Censorship may look different north of the border, but the result is similar: stories that challenge the status quo, by and about women are erased.
Jack LaViolette, a PhD student in sociology at Columbia, doesn’t just see book bans as attempts to control what kids read, he sees them as political theatre.
“Banning books is not an effective way of actually restricting access to content… it is largely symbolic,” he says.
“It’s largely about the persistent need to construct an enemy and to construct a threat.”
He points out that the books targeted most often tend to centre queer characters, people of colour, and women, which he ties directly to a broader political pattern: “Most conservative politics is anti women in some way or another,” he says.
PEN America found in 2023 alone, over 3,300 books were challenged or banned in U.S. schools and libraries, the majority featuring LGBTQ+ characters, protagonists of colour, or themes of gender equality.
That kind of bias, LaViolette warns, turns schools into “arenas for political resentment,” stripping away their role as safe, open spaces, especially those already most at risk.
“There’s still lots of queer kids and Black kids,” he says. “There’s still people who deserve to feel legitimate.”
For LaViolette, these bans are about whose stories get told and who gets to feel seen.
In the end, we’re witnessing “a symbolic response to status threat” that could lead to deeper cultural fragmentation, a kind of “cultural balkanisation” dividing schools and students, LaViolette warns.
In Bradbury’s world, the fire was loud. Pages turned to ash in a public display of control. Today, the flame is quieter, more bureaucratic than blazing, but its damage is no less real.
Books by and about women, queer voices, and those who challenge the norm aren’t always banned with ceremony.

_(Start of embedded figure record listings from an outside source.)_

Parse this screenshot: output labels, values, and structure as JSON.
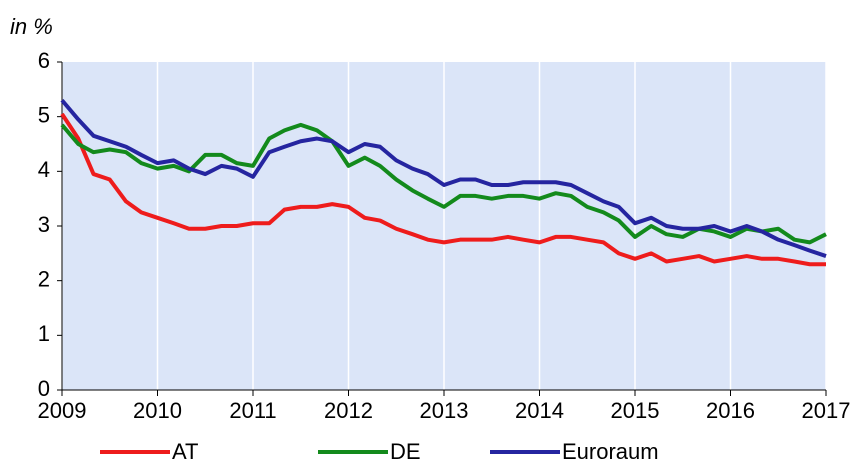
{
  "chart_data": {
    "type": "line",
    "y_label": "in %",
    "x": [
      2009,
      2009.17,
      2009.33,
      2009.5,
      2009.67,
      2009.83,
      2010,
      2010.17,
      2010.33,
      2010.5,
      2010.67,
      2010.83,
      2011,
      2011.17,
      2011.33,
      2011.5,
      2011.67,
      2011.83,
      2012,
      2012.17,
      2012.33,
      2012.5,
      2012.67,
      2012.83,
      2013,
      2013.17,
      2013.33,
      2013.5,
      2013.67,
      2013.83,
      2014,
      2014.17,
      2014.33,
      2014.5,
      2014.67,
      2014.83,
      2015,
      2015.17,
      2015.33,
      2015.5,
      2015.67,
      2015.83,
      2016,
      2016.17,
      2016.33,
      2016.5,
      2016.67,
      2016.83,
      2017
    ],
    "series": [
      {
        "name": "AT",
        "color": "#ee1c1c",
        "values": [
          5.05,
          4.6,
          3.95,
          3.85,
          3.45,
          3.25,
          3.15,
          3.05,
          2.95,
          2.95,
          3.0,
          3.0,
          3.05,
          3.05,
          3.3,
          3.35,
          3.35,
          3.4,
          3.35,
          3.15,
          3.1,
          2.95,
          2.85,
          2.75,
          2.7,
          2.75,
          2.75,
          2.75,
          2.8,
          2.75,
          2.7,
          2.8,
          2.8,
          2.75,
          2.7,
          2.5,
          2.4,
          2.5,
          2.35,
          2.4,
          2.45,
          2.35,
          2.4,
          2.45,
          2.4,
          2.4,
          2.35,
          2.3,
          2.3
        ]
      },
      {
        "name": "DE",
        "color": "#138a1c",
        "values": [
          4.85,
          4.5,
          4.35,
          4.4,
          4.35,
          4.15,
          4.05,
          4.1,
          4.0,
          4.3,
          4.3,
          4.15,
          4.1,
          4.6,
          4.75,
          4.85,
          4.75,
          4.55,
          4.1,
          4.25,
          4.1,
          3.85,
          3.65,
          3.5,
          3.35,
          3.55,
          3.55,
          3.5,
          3.55,
          3.55,
          3.5,
          3.6,
          3.55,
          3.35,
          3.25,
          3.1,
          2.8,
          3.0,
          2.85,
          2.8,
          2.95,
          2.9,
          2.8,
          2.95,
          2.9,
          2.95,
          2.75,
          2.7,
          2.85
        ]
      },
      {
        "name": "Euroraum",
        "color": "#2525a0",
        "values": [
          5.3,
          4.95,
          4.65,
          4.55,
          4.45,
          4.3,
          4.15,
          4.2,
          4.05,
          3.95,
          4.1,
          4.05,
          3.9,
          4.35,
          4.45,
          4.55,
          4.6,
          4.55,
          4.35,
          4.5,
          4.45,
          4.2,
          4.05,
          3.95,
          3.75,
          3.85,
          3.85,
          3.75,
          3.75,
          3.8,
          3.8,
          3.8,
          3.75,
          3.6,
          3.45,
          3.35,
          3.05,
          3.15,
          3.0,
          2.95,
          2.95,
          3.0,
          2.9,
          3.0,
          2.9,
          2.75,
          2.65,
          2.55,
          2.45
        ]
      }
    ],
    "xlim": [
      2009,
      2017
    ],
    "xticks": [
      2009,
      2010,
      2011,
      2012,
      2013,
      2014,
      2015,
      2016,
      2017
    ],
    "ylim": [
      0,
      6
    ],
    "yticks": [
      0,
      1,
      2,
      3,
      4,
      5,
      6
    ],
    "background": "#dbe5f8",
    "legend": "bottom"
  }
}
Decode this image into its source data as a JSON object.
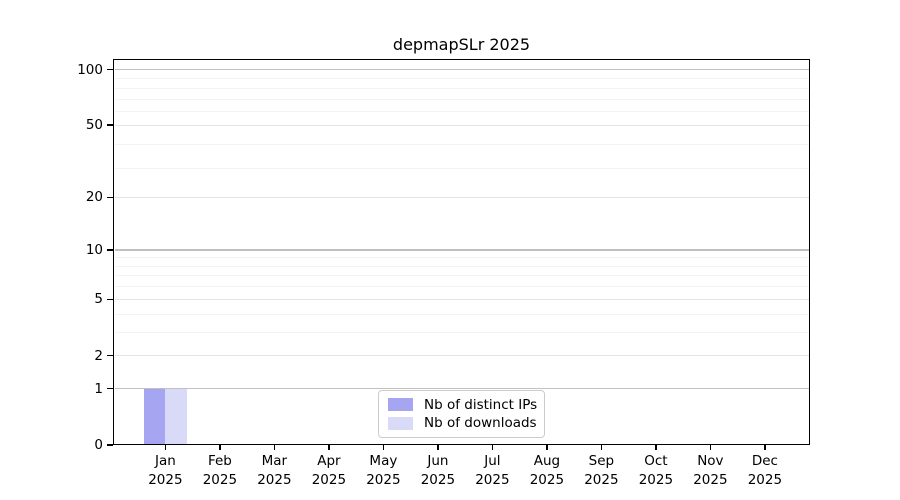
{
  "chart_data": {
    "type": "bar",
    "title": "depmapSLr 2025",
    "categories": [
      "Jan",
      "Feb",
      "Mar",
      "Apr",
      "May",
      "Jun",
      "Jul",
      "Aug",
      "Sep",
      "Oct",
      "Nov",
      "Dec"
    ],
    "year_label": "2025",
    "series": [
      {
        "name": "Nb of distinct IPs",
        "color": "#a5a5f2",
        "values": [
          1,
          0,
          0,
          0,
          0,
          0,
          0,
          0,
          0,
          0,
          0,
          0
        ]
      },
      {
        "name": "Nb of downloads",
        "color": "#d9daf8",
        "values": [
          1,
          0,
          0,
          0,
          0,
          0,
          0,
          0,
          0,
          0,
          0,
          0
        ]
      }
    ],
    "yscale": "log10(1+y)",
    "ytick_values": [
      0,
      1,
      2,
      5,
      10,
      20,
      50,
      100
    ],
    "ytick_labels": [
      "0",
      "1",
      "2",
      "5",
      "10",
      "20",
      "50",
      "100"
    ],
    "decade_tick_values": [
      1,
      10,
      100
    ],
    "minor_gridline_values": [
      3,
      4,
      6,
      7,
      8,
      9,
      29,
      39,
      59,
      69,
      79,
      89
    ],
    "ylim": [
      0,
      114
    ],
    "grid": true,
    "legend_position": "lower center"
  },
  "colors": {
    "background": "#ffffff",
    "text": "#000000",
    "spine": "#000000",
    "decade_gridline": "#c0c0c0",
    "major_gridline": "#e4e4e4",
    "minor_gridline": "#f3f3f3",
    "legend_border": "#cccccc"
  }
}
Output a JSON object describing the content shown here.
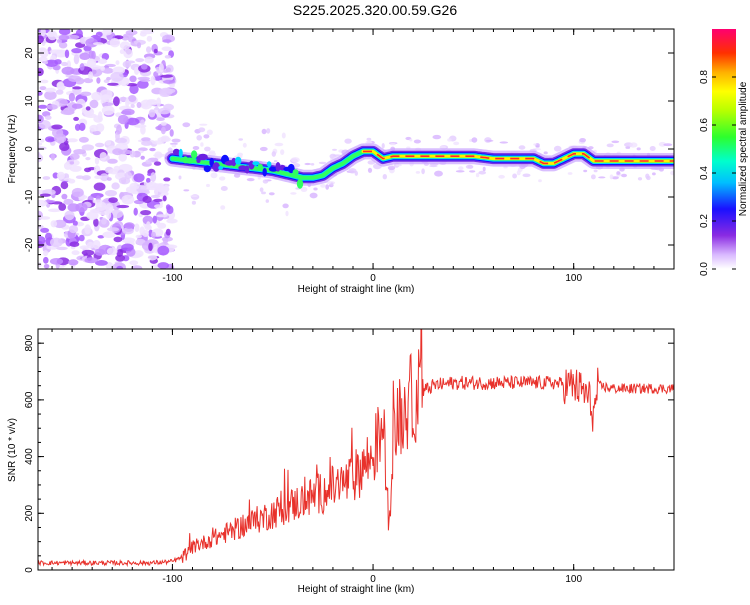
{
  "title": "S225.2025.320.00.59.G26",
  "chart_data": [
    {
      "type": "heatmap",
      "xlabel": "Height of straight line (km)",
      "ylabel": "Frequency (Hz)",
      "xlim": [
        -167,
        150
      ],
      "ylim": [
        -25,
        25
      ],
      "xticks": [
        -100,
        0,
        100
      ],
      "xtick_labels": [
        "-100",
        "0",
        "100"
      ],
      "yticks": [
        -20,
        -10,
        0,
        10,
        20
      ],
      "ytick_labels": [
        "-20",
        "-10",
        "0",
        "10",
        "20"
      ],
      "colorbar": {
        "label": "Normalized spectral amplitude",
        "range": [
          0,
          1
        ],
        "ticks": [
          0.0,
          0.2,
          0.4,
          0.6,
          0.8
        ],
        "tick_labels": [
          "0.0",
          "0.2",
          "0.4",
          "0.6",
          "0.8"
        ],
        "colormap": "rainbow (white-violet-blue-cyan-green-yellow-red)"
      },
      "ridge": {
        "x": [
          -100,
          -90,
          -80,
          -70,
          -60,
          -50,
          -45,
          -40,
          -35,
          -30,
          -25,
          -20,
          -15,
          -10,
          -5,
          0,
          5,
          10,
          20,
          30,
          40,
          50,
          60,
          70,
          80,
          85,
          90,
          95,
          100,
          105,
          110,
          120,
          130,
          140,
          150
        ],
        "frequency": [
          -2,
          -2.5,
          -3,
          -3.5,
          -4,
          -4.5,
          -5,
          -5.5,
          -6,
          -6,
          -5.5,
          -4,
          -3,
          -1.5,
          -0.5,
          -0.5,
          -2,
          -1.5,
          -1.5,
          -1.5,
          -1.5,
          -1.5,
          -2,
          -2,
          -2,
          -3,
          -3,
          -2,
          -1,
          -1,
          -2.5,
          -2.5,
          -2.5,
          -2.5,
          -2.5
        ]
      },
      "noise_region_x": [
        -167,
        -100
      ]
    },
    {
      "type": "line",
      "xlabel": "Height of straight line (km)",
      "ylabel": "SNR (10 * v/v)",
      "xlim": [
        -167,
        150
      ],
      "ylim": [
        0,
        850
      ],
      "xticks": [
        -100,
        0,
        100
      ],
      "xtick_labels": [
        "-100",
        "0",
        "100"
      ],
      "yticks": [
        0,
        200,
        400,
        600,
        800
      ],
      "ytick_labels": [
        "0",
        "200",
        "400",
        "600",
        "800"
      ],
      "color": "#e8312b",
      "series": [
        {
          "name": "SNR",
          "x": [
            -167,
            -140,
            -110,
            -100,
            -95,
            -90,
            -80,
            -70,
            -60,
            -50,
            -40,
            -30,
            -20,
            -10,
            -5,
            0,
            5,
            8,
            10,
            15,
            20,
            30,
            40,
            60,
            80,
            90,
            100,
            105,
            108,
            110,
            112,
            120,
            130,
            140,
            150
          ],
          "y": [
            25,
            25,
            25,
            30,
            45,
            80,
            110,
            140,
            170,
            200,
            230,
            260,
            290,
            320,
            370,
            400,
            520,
            150,
            470,
            560,
            610,
            650,
            660,
            660,
            660,
            660,
            650,
            630,
            600,
            540,
            650,
            640,
            640,
            640,
            640
          ]
        }
      ]
    }
  ]
}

They’re simply left off the shelf.
In classrooms across Canada and beyond, stories that reflect real, diverse experiences are missing. Not because they aren’t worth reading, but because they make some people uncomfortable. Because they ask too many questions. Because they expose the pores in the face of life.
When diverse voices vanish from the page, students are left reading a version of the world that never truly existed, and never will.
Just as in Fahrenheit 451, it’s not the flames we should fear most, but the silence. And if we don’t question what’s missing from the shelf, we may never notice the voices we’ve lost until they’re already gone.